Emphasizing the need for collaboration, participants stressed that online abuse and exploitation “is a problem that cannot be solved by one nation or one company or one faith acting alone, it is a global problem that requires global solutions.”

“It requires that we build awareness, and that we mobilize action from every government, every faith, every company and every institution.”

The declaration concluded saying that “the world faces unprecedented challenges if it is to preserve the rights and dignity of children and protect them from abuse and exploitation.”

These challenges “require new thinking and approaches, heightened global awareness and inspired leadership,” it read, and issued a global appeal for everyone “to stand up for the protection of the dignity of children.”

In an Oct. 6 news briefing with journalists after the audience with Pope Francis closing the conference, Fr.
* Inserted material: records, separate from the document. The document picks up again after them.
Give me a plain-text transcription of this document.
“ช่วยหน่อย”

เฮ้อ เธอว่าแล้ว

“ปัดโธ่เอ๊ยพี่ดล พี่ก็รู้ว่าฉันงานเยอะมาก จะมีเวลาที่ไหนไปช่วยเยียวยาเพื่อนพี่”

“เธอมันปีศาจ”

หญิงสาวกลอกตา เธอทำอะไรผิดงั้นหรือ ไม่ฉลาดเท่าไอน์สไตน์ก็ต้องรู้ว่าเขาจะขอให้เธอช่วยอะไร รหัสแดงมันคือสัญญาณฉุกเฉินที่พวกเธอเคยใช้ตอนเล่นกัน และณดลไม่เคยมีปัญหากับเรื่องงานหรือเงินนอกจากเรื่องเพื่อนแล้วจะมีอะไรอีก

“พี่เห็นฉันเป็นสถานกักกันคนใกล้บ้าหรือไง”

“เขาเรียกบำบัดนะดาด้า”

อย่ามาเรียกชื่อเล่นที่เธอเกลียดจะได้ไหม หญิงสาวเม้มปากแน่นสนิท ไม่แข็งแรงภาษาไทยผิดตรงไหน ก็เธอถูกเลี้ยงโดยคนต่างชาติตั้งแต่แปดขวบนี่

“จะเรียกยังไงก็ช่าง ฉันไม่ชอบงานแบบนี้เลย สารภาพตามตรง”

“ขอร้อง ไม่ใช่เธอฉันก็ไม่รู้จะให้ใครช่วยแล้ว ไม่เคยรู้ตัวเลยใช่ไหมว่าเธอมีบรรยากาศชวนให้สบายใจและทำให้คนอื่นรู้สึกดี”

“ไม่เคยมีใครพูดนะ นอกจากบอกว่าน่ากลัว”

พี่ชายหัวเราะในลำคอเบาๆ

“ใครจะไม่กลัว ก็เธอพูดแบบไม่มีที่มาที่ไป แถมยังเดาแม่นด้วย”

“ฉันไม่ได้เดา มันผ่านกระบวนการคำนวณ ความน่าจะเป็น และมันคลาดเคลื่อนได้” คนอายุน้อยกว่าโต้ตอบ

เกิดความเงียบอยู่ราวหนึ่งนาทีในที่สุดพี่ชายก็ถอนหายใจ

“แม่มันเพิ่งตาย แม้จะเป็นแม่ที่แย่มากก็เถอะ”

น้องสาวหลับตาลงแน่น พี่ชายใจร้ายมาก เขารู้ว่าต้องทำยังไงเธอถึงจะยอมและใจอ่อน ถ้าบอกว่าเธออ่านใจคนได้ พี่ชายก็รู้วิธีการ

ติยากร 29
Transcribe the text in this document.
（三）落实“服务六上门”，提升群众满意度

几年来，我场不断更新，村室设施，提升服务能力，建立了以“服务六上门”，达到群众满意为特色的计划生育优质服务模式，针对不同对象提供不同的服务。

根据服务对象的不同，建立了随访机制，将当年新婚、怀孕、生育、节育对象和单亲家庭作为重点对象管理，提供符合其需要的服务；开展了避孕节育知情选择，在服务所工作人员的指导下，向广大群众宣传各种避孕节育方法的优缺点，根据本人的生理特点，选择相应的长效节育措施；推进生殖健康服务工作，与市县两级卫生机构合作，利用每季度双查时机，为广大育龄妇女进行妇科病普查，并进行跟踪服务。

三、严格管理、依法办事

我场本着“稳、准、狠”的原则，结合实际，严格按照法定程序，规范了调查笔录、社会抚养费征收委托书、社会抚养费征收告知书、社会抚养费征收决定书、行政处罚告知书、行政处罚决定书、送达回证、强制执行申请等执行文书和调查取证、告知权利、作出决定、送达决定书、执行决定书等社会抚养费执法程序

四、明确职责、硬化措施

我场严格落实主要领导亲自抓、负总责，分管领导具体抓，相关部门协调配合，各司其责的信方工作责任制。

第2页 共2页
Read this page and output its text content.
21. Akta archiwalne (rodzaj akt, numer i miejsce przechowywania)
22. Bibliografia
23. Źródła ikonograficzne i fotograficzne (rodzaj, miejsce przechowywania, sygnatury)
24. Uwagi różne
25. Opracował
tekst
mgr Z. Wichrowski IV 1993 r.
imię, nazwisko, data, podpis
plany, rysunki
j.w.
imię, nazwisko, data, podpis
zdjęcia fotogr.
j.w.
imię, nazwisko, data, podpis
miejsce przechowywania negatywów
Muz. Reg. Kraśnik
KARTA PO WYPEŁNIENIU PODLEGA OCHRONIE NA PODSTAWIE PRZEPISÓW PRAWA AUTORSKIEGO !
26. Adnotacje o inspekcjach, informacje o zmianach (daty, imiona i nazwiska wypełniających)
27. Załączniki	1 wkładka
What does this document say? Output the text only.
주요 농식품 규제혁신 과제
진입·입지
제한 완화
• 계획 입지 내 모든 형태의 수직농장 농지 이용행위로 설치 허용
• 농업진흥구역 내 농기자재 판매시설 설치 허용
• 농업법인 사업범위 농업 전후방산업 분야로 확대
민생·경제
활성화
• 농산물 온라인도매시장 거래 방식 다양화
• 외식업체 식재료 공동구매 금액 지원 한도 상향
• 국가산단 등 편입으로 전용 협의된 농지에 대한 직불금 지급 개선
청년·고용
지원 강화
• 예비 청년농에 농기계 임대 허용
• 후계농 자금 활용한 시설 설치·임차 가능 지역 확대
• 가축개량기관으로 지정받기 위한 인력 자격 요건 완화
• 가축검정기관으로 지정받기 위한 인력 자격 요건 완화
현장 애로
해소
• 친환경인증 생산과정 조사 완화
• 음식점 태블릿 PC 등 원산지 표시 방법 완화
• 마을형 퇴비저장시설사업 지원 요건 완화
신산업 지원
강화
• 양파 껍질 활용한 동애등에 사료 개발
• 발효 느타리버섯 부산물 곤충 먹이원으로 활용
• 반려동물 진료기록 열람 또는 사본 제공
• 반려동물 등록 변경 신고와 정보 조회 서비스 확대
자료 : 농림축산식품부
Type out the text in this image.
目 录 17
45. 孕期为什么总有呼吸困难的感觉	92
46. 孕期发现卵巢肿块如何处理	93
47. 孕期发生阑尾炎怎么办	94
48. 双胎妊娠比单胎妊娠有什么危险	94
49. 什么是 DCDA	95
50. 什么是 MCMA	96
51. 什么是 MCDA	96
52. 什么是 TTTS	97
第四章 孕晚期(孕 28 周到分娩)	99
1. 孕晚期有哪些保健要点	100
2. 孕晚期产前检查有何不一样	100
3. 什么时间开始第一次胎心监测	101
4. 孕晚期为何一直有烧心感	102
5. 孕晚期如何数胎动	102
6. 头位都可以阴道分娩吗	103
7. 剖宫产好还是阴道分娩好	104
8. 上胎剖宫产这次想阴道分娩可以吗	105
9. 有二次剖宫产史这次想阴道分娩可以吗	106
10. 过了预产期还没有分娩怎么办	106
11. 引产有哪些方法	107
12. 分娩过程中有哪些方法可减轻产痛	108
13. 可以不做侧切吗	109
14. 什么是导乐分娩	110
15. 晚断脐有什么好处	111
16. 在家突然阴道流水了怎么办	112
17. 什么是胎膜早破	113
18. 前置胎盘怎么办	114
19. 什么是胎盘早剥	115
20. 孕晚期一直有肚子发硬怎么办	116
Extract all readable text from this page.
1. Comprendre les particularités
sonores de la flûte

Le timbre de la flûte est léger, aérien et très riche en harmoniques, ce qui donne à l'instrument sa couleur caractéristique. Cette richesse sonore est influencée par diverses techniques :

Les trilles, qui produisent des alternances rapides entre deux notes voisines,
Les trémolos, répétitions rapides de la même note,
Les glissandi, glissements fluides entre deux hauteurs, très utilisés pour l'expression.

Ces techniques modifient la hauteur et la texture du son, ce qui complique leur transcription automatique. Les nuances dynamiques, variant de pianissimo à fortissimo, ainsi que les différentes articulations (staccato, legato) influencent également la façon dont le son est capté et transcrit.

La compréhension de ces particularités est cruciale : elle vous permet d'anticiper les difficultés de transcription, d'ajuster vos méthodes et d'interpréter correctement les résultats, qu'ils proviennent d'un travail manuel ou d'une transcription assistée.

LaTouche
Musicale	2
Hans Zollner SJ, president of the CCP, said the conference was “very intense and very successful.”

“There was a unique sense of unity” among participants across the board, he said, explaining that he “felt absolutely enthused about the way people were interacting, networking and comping up with interactive proposals.”

Also present at the news briefing was Baroness Sheila Hollins, a professor and member of the Pontifical Commission for the Protection of Minors.

In her comments, she said that when historians look back at the digital age, they will most likely say it was the age that “changed the world in one generation,” and we’ll be judged on “did we do enough?”

She spoke of the need to engage at various levels in order to address the problem, particularly with youth themselves, who are the “digital natives” most familiar with new forms of technology and therefore are the best interlocutors.

Another suggestion that came out of working groups was a possible encyclical on “on childhood and the social environment,” given the rapid changes society is undergoing.

Hollins also noted a proposal made by Cardinal Luis Antonio Tagle of Manila, who during a keynote speech suggested an in-depth study be made on childhood from an anthropological, philosophical, and theological perspective, keeping in mind the different cultural perceptions of childhood, and that while some things are forbidden in some cultures, they might be acceptable in others.

Dr. Ernie Allen, Chair of the International Advisory Board for WePROTECT, said that the organization intends to get the topic of the digital world and safety concerns on the table at relevant events in the coming years, such as the 2018 Synod of Bishops on youth, the 2018 World Meeting of Families in Dublin, and the 2019 World Youth Day in Panama.